The study confirmed that civilian staff working under pressure are likely to make shortcuts in the performance of security procedures. Moreover, it was shown that as work pressure increases, the error rate was likely to increase as a result of trade-offs made by employees. It is therefore recommended that designers of security procedures consider background levels of pressure that civilian staff face as a result of their other responsibilities (Borrion et al, 2014).

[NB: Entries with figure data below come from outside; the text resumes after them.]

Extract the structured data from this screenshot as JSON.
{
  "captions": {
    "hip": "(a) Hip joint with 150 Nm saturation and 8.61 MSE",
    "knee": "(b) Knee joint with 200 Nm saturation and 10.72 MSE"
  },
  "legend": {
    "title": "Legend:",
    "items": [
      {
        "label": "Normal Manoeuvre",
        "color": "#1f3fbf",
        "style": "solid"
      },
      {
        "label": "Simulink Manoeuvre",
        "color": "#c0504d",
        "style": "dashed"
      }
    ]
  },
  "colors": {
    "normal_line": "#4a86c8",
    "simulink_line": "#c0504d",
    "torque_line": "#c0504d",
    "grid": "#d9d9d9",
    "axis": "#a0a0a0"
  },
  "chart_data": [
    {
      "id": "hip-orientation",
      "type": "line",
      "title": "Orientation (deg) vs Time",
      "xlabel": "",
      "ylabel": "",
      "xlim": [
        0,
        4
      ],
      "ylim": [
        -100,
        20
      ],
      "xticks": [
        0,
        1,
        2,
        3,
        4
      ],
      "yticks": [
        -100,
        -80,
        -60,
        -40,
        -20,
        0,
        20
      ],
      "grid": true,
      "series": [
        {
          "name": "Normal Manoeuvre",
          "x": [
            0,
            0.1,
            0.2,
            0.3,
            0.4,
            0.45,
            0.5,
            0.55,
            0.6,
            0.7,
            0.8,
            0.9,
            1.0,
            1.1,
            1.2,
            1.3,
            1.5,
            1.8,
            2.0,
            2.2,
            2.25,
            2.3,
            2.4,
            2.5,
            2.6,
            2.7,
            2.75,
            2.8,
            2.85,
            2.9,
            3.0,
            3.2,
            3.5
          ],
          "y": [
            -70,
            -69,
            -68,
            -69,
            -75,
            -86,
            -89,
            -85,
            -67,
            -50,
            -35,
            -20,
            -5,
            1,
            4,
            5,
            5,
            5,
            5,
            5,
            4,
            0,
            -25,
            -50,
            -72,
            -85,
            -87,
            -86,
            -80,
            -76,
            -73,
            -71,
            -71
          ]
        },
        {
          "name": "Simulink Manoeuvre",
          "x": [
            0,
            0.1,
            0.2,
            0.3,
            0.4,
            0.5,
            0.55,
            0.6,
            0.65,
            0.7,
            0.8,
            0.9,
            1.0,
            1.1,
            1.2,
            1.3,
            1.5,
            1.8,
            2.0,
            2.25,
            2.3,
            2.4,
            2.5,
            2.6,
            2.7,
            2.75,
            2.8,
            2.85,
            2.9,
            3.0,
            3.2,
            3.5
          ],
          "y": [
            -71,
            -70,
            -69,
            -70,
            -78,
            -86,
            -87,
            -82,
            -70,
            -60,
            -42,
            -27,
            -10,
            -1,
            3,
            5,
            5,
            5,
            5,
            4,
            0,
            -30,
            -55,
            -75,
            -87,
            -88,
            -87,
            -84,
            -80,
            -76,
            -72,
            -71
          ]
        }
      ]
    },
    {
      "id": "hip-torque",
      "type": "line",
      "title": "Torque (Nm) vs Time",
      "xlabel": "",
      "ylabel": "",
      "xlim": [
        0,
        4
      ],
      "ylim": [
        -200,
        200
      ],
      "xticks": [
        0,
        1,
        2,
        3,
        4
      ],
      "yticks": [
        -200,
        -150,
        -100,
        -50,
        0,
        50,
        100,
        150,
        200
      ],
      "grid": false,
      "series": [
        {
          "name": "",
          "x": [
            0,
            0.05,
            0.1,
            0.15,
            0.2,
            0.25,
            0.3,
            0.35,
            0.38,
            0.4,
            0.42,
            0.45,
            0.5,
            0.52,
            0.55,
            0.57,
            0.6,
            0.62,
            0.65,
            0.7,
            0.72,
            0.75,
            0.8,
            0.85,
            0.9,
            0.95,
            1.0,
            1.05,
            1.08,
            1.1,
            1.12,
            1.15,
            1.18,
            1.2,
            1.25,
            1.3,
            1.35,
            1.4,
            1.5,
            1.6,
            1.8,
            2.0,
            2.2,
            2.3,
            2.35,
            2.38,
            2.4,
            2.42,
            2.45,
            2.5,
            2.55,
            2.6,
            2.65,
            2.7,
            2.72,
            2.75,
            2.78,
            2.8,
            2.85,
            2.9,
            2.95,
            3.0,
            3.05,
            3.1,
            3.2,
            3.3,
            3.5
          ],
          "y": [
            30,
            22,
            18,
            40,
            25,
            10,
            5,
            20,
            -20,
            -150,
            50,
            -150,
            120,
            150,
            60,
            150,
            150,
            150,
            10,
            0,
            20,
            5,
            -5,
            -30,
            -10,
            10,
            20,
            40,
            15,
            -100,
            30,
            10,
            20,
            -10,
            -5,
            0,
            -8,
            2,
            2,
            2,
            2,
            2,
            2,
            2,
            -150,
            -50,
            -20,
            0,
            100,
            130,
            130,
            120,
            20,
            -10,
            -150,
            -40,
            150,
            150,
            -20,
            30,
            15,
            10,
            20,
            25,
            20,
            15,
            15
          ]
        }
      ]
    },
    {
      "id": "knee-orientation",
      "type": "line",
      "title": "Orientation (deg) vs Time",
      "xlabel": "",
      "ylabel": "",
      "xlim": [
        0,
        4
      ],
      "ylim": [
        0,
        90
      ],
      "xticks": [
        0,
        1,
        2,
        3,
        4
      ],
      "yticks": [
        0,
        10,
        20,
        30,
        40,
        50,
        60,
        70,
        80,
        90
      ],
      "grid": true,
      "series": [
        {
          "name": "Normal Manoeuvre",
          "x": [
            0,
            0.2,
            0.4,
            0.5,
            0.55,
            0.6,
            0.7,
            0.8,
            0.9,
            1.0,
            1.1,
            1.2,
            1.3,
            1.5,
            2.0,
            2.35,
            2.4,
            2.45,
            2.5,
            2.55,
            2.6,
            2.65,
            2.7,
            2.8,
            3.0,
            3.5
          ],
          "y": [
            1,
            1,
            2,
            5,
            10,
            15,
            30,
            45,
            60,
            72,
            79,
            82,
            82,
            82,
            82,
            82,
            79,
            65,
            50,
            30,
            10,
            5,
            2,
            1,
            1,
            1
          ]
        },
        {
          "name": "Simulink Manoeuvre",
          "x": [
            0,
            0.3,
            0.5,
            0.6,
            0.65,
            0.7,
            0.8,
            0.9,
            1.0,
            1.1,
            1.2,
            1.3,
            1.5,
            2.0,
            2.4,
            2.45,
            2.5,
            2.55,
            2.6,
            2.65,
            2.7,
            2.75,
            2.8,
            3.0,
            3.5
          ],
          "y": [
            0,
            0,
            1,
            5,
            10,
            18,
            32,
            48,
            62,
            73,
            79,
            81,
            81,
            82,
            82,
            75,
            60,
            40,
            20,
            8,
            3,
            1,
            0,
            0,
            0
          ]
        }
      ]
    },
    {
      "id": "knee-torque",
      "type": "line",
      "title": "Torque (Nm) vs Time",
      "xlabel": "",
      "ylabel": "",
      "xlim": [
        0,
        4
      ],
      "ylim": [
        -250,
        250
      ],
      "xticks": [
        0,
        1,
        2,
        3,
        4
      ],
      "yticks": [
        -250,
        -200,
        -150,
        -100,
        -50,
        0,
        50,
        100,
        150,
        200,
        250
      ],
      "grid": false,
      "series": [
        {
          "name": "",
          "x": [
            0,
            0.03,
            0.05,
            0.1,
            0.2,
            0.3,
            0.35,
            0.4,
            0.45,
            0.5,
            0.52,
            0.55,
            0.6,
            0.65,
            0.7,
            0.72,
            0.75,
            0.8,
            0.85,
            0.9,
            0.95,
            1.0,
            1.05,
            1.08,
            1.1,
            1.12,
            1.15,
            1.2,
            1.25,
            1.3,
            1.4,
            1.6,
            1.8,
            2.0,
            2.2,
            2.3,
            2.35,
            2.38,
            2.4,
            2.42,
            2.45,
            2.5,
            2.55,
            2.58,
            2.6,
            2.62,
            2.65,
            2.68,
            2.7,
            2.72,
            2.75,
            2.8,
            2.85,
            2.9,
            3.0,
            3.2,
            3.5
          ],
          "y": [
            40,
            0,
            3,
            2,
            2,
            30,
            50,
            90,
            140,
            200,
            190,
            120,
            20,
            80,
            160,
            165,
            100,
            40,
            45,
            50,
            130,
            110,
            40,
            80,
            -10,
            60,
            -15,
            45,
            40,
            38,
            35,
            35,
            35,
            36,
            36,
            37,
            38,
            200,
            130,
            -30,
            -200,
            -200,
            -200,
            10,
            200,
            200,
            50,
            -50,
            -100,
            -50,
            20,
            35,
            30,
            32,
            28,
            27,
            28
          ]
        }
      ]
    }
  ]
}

Railway companies and researchers need to understand that not all tasks can be easily classified as service, security or safety tasks. For example, driving a train is a service task, but the introduction of a maximum speed in an SOP to deal with a suspicious object on the train is motivated by security considerations. As a result, security procedures should be analysed by considering the tasks and their contribution to all important goals, but also their mutual dependencies and the conditions in which they are performed.

Performance of a task by front line staff depends on their perception of the task’s contribution to meeting service, safety and security goals, and the priority that they give to those. In the case of safety and security, it would be expected that the degree of risks (in particular service, safety and security risks), as perceived by front line staff, has a significant effect on the performance of security procedures. This study has shown that this leads to a gap between the design of security procedures, the expectations the management team places upon front line staff, and how the procedures are conducted by the staff itself. Further studies will be needed to examine the nuances of conflict between safety, security and service goals, and how this conflict is played out in actual train driving conditions.


This study has shown that findings on conflict between service and safety goals are transferrable to security procedures in a MRS environment. A novel finding of the study was that researchers need to consider not just the conflict between service and safety goals, but also between safety and security goals. This adds another layer of complexity to understand trade-offs made by front line staff in meeting irreconcilable goals through practical strategies (Dekker and Pruchnicki, 2013), but should provide additional information to reduce operational risks.